I’m now managing a very interesting portfolio for a great UK-based company in Genomics. Living in France with my partner and working from home there, I travel quite a lot everywhere in Europe, to visit customers, visit our labs and manufacturing facilities, or to support the sales team in their territories. I also manage several multi-country projects, and work on all aspects of genomics (instrumentations, reagents and services) for animal, plants and human. It is amazing to feel that our work can make a difference, for example, to rice breeders across the world as well as to human health, all within a single position.

Competencies old and new

I'm not sure I could have done my current job as well without having done a PhD. I feel that my academic research really tunes me in to what researchers want and strive for, thus giving me a running start in understanding my customers.

My PhD helped me improve on many skills as well, such as multitasking, searching information, understanding technical details, and adapting to change.

One major change is that when doing my PhD, I was ultra-specialised. I really enjoy now being less specialised, but in many topics. When a position in a company sounds interesting, even though I don’t know much about the topic, thanks to my capacity to find information and understand it, I can now learn enough to succeed in an interview and in the job. Adaptation is key, and academic research really teaches you this when the theory you worked on for months ends nowhere and all your work needs a new direction.

Switching from academia to industry wasn’t easy, obviously; I had to learn a lot and especially how things work in a company, what all those acronyms that are used all the time mean, who is doing what, etc. But you learn on the spot, and you will not be alone (as you may sometimes feel when struggling in your lab): colleagues and managers will help you.

Reflections on my career path

I’m enjoying my current work; I just want to keep doing this for the time being. I know that great opportunities will still arise, and I will see them when the time comes for the next challenge.

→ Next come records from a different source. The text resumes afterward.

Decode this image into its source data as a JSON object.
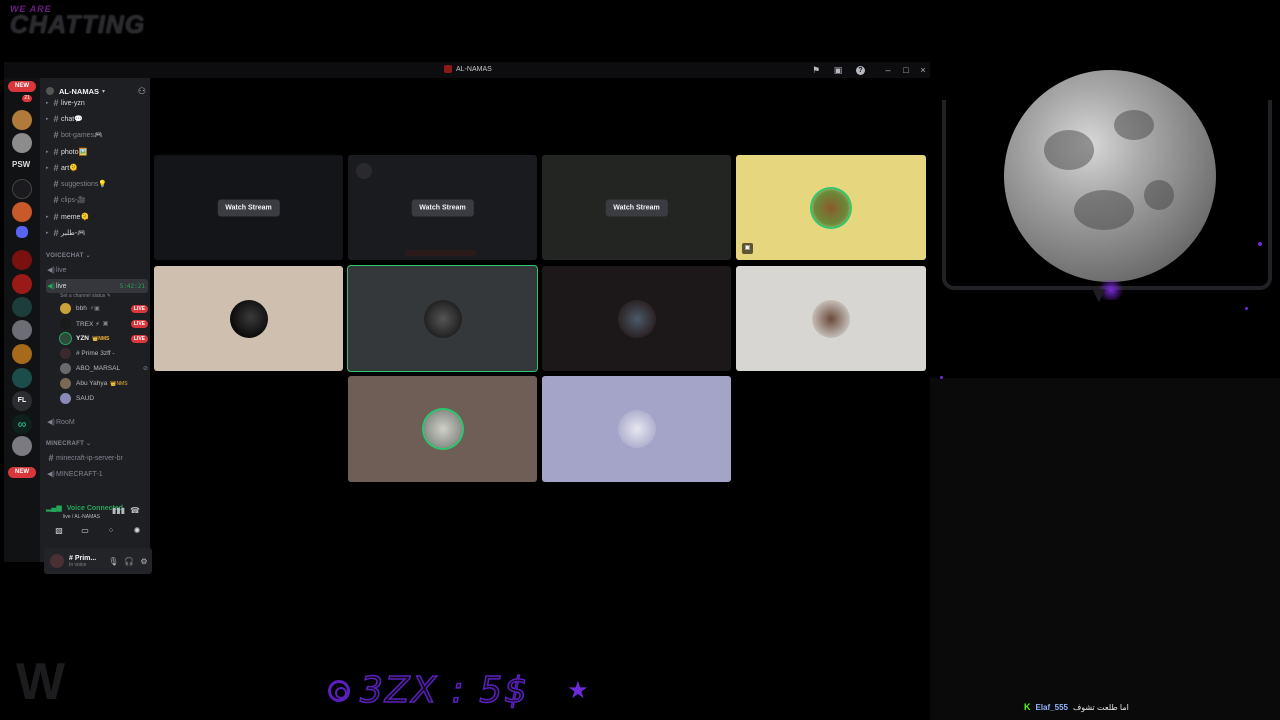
{
  "overlay": {
    "brand_top": "WE ARE",
    "brand_main": "CHATTING",
    "price_text": "3ZX : 5$"
  },
  "window": {
    "title": "AL-NAMAS"
  },
  "rail": {
    "new_top": "NEW",
    "new_bottom": "NEW",
    "badge_count": "21",
    "psw_label": "PSW",
    "fl_label": "FL"
  },
  "sidebar": {
    "server_name": "AL-NAMAS",
    "channels": [
      {
        "name": "live-yzn",
        "muted": false
      },
      {
        "name": "chat💬",
        "muted": false
      },
      {
        "name": "bot-games🎮",
        "muted": true
      },
      {
        "name": "photo🖼️",
        "muted": false
      },
      {
        "name": "art🫠",
        "muted": false
      },
      {
        "name": "suggestions💡",
        "muted": true
      },
      {
        "name": "clips-🎥",
        "muted": true
      },
      {
        "name": "meme🫠",
        "muted": false
      },
      {
        "name": "طلبر-🎮",
        "muted": false
      }
    ],
    "voice_category": "VOICECHAT",
    "voice_live_muted": "live",
    "voice_live_selected": "live",
    "voice_timer": "5:42:21",
    "channel_status": "Set a channel status",
    "voice_users": [
      {
        "name": "bbh",
        "live": true,
        "tag": ""
      },
      {
        "name": "TREX ⚡",
        "live": true,
        "tag": ""
      },
      {
        "name": "YZN",
        "live": true,
        "tag": "NMS"
      },
      {
        "name": "# Prime 3zff -",
        "live": false,
        "tag": ""
      },
      {
        "name": "ABO_MARSAL",
        "live": false,
        "tag": ""
      },
      {
        "name": "Abu Yahya",
        "live": false,
        "tag": "NMS"
      },
      {
        "name": "SAUD",
        "live": false,
        "tag": ""
      }
    ],
    "live_label": "LIVE",
    "room": "RooM",
    "minecraft_category": "MINECRAFT",
    "minecraft_channels": [
      "minecraft-ip-server-br",
      "MINECRAFT-1"
    ]
  },
  "voice_panel": {
    "status": "Voice Connected",
    "location": "live / AL-NAMAS"
  },
  "user_panel": {
    "name": "# Prim...",
    "status": "In voice"
  },
  "grid": {
    "watch_label": "Watch Stream"
  },
  "chat": {
    "badge": "K",
    "user": "Elaf_555",
    "message": "اما طلعت تشوف"
  }
}
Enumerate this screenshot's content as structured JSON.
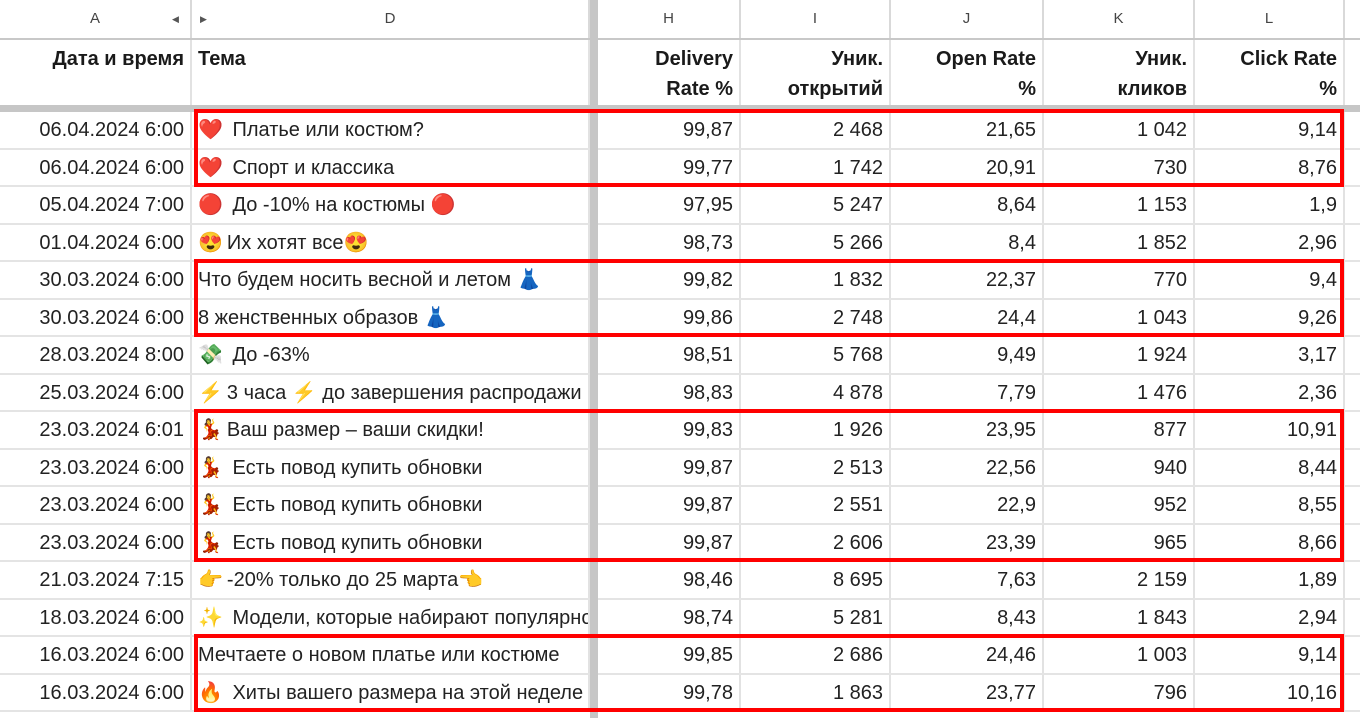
{
  "column_letters": [
    "A",
    "D",
    "H",
    "I",
    "J",
    "K",
    "L"
  ],
  "headers": {
    "date": "Дата и время",
    "subject": "Тема",
    "delivery": [
      "Delivery",
      "Rate %"
    ],
    "opens": [
      "Уник.",
      "открытий"
    ],
    "open_rate": [
      "Open Rate",
      "%"
    ],
    "clicks": [
      "Уник.",
      "кликов"
    ],
    "click_rate": [
      "Click Rate",
      "%"
    ]
  },
  "rows": [
    {
      "date": "06.04.2024 6:00",
      "emoji": "❤️",
      "subject": " Платье или костюм?",
      "delivery": "99,87",
      "opens": "2 468",
      "open_rate": "21,65",
      "clicks": "1 042",
      "click_rate": "9,14"
    },
    {
      "date": "06.04.2024 6:00",
      "emoji": "❤️",
      "subject": " Спорт и классика",
      "delivery": "99,77",
      "opens": "1 742",
      "open_rate": "20,91",
      "clicks": "730",
      "click_rate": "8,76"
    },
    {
      "date": "05.04.2024 7:00",
      "emoji": "🔴",
      "subject": " До -10% на костюмы 🔴",
      "delivery": "97,95",
      "opens": "5 247",
      "open_rate": "8,64",
      "clicks": "1 153",
      "click_rate": "1,9"
    },
    {
      "date": "01.04.2024 6:00",
      "emoji": "😍",
      "subject": "Их хотят все😍",
      "delivery": "98,73",
      "opens": "5 266",
      "open_rate": "8,4",
      "clicks": "1 852",
      "click_rate": "2,96"
    },
    {
      "date": "30.03.2024 6:00",
      "emoji": "",
      "subject": "Что будем носить весной и летом 👗",
      "delivery": "99,82",
      "opens": "1 832",
      "open_rate": "22,37",
      "clicks": "770",
      "click_rate": "9,4"
    },
    {
      "date": "30.03.2024 6:00",
      "emoji": "",
      "subject": "8 женственных образов 👗",
      "delivery": "99,86",
      "opens": "2 748",
      "open_rate": "24,4",
      "clicks": "1 043",
      "click_rate": "9,26"
    },
    {
      "date": "28.03.2024 8:00",
      "emoji": "💸",
      "subject": " До -63%",
      "delivery": "98,51",
      "opens": "5 768",
      "open_rate": "9,49",
      "clicks": "1 924",
      "click_rate": "3,17"
    },
    {
      "date": "25.03.2024 6:00",
      "emoji": "⚡",
      "subject": "3 часа ⚡ до завершения распродажи",
      "delivery": "98,83",
      "opens": "4 878",
      "open_rate": "7,79",
      "clicks": "1 476",
      "click_rate": "2,36"
    },
    {
      "date": "23.03.2024 6:01",
      "emoji": "💃",
      "subject": "Ваш размер – ваши скидки!",
      "delivery": "99,83",
      "opens": "1 926",
      "open_rate": "23,95",
      "clicks": "877",
      "click_rate": "10,91"
    },
    {
      "date": "23.03.2024 6:00",
      "emoji": "💃",
      "subject": " Есть повод купить обновки",
      "delivery": "99,87",
      "opens": "2 513",
      "open_rate": "22,56",
      "clicks": "940",
      "click_rate": "8,44"
    },
    {
      "date": "23.03.2024 6:00",
      "emoji": "💃",
      "subject": " Есть повод купить обновки",
      "delivery": "99,87",
      "opens": "2 551",
      "open_rate": "22,9",
      "clicks": "952",
      "click_rate": "8,55"
    },
    {
      "date": "23.03.2024 6:00",
      "emoji": "💃",
      "subject": " Есть повод купить обновки",
      "delivery": "99,87",
      "opens": "2 606",
      "open_rate": "23,39",
      "clicks": "965",
      "click_rate": "8,66"
    },
    {
      "date": "21.03.2024 7:15",
      "emoji": "👉",
      "subject": "-20% только до 25 марта👈",
      "delivery": "98,46",
      "opens": "8 695",
      "open_rate": "7,63",
      "clicks": "2 159",
      "click_rate": "1,89"
    },
    {
      "date": "18.03.2024 6:00",
      "emoji": "✨",
      "subject": " Модели, которые набирают популярность",
      "delivery": "98,74",
      "opens": "5 281",
      "open_rate": "8,43",
      "clicks": "1 843",
      "click_rate": "2,94"
    },
    {
      "date": "16.03.2024 6:00",
      "emoji": "",
      "subject": "Мечтаете о новом платье или костюме",
      "delivery": "99,85",
      "opens": "2 686",
      "open_rate": "24,46",
      "clicks": "1 003",
      "click_rate": "9,14"
    },
    {
      "date": "16.03.2024 6:00",
      "emoji": "🔥",
      "subject": " Хиты вашего размера на этой неделе",
      "delivery": "99,78",
      "opens": "1 863",
      "open_rate": "23,77",
      "clicks": "796",
      "click_rate": "10,16"
    }
  ],
  "highlight_groups": [
    [
      0,
      1
    ],
    [
      4,
      5
    ],
    [
      8,
      11
    ],
    [
      14,
      15
    ]
  ],
  "highlight_color": "#ff0000"
}
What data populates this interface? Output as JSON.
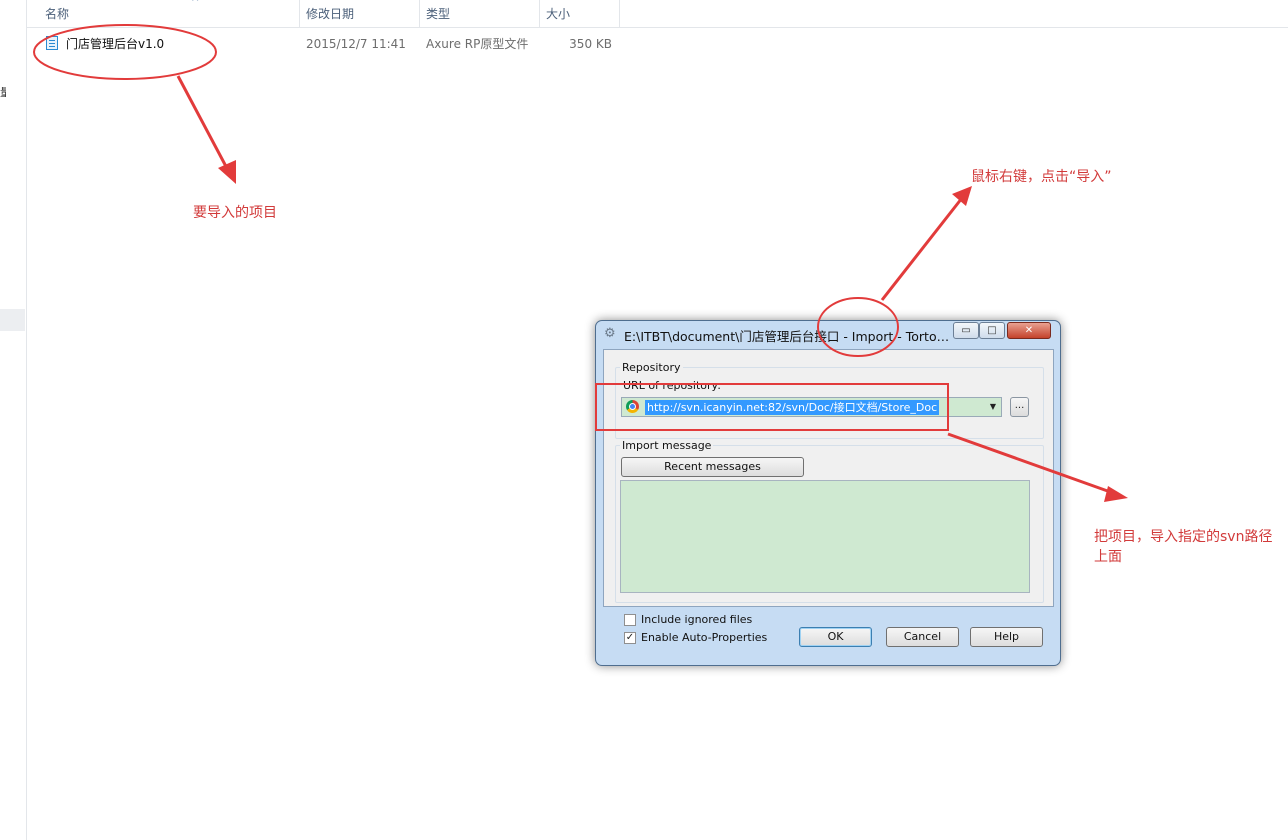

At the end of my PhD, when I thought I wasn’t smart enough to succeed in a postdoc, I may well have been mistaken. But I have no regrets about not having done one. While I loved working in the lab, I hardly ever miss it, as my everyday job is so fulfilling and makes me proud of my achievements.

I’d wanted to be a researcher since childhood; I felt this job had such a strong impact on the world. I realise now that I’m still able to have a great impact by working in business.

My advice

Go for it! A while ago, when somebody switched to industry it would be hard to come back to academia. Now, bridges exist. So if you believe you might like it, try; you have nothing to lose.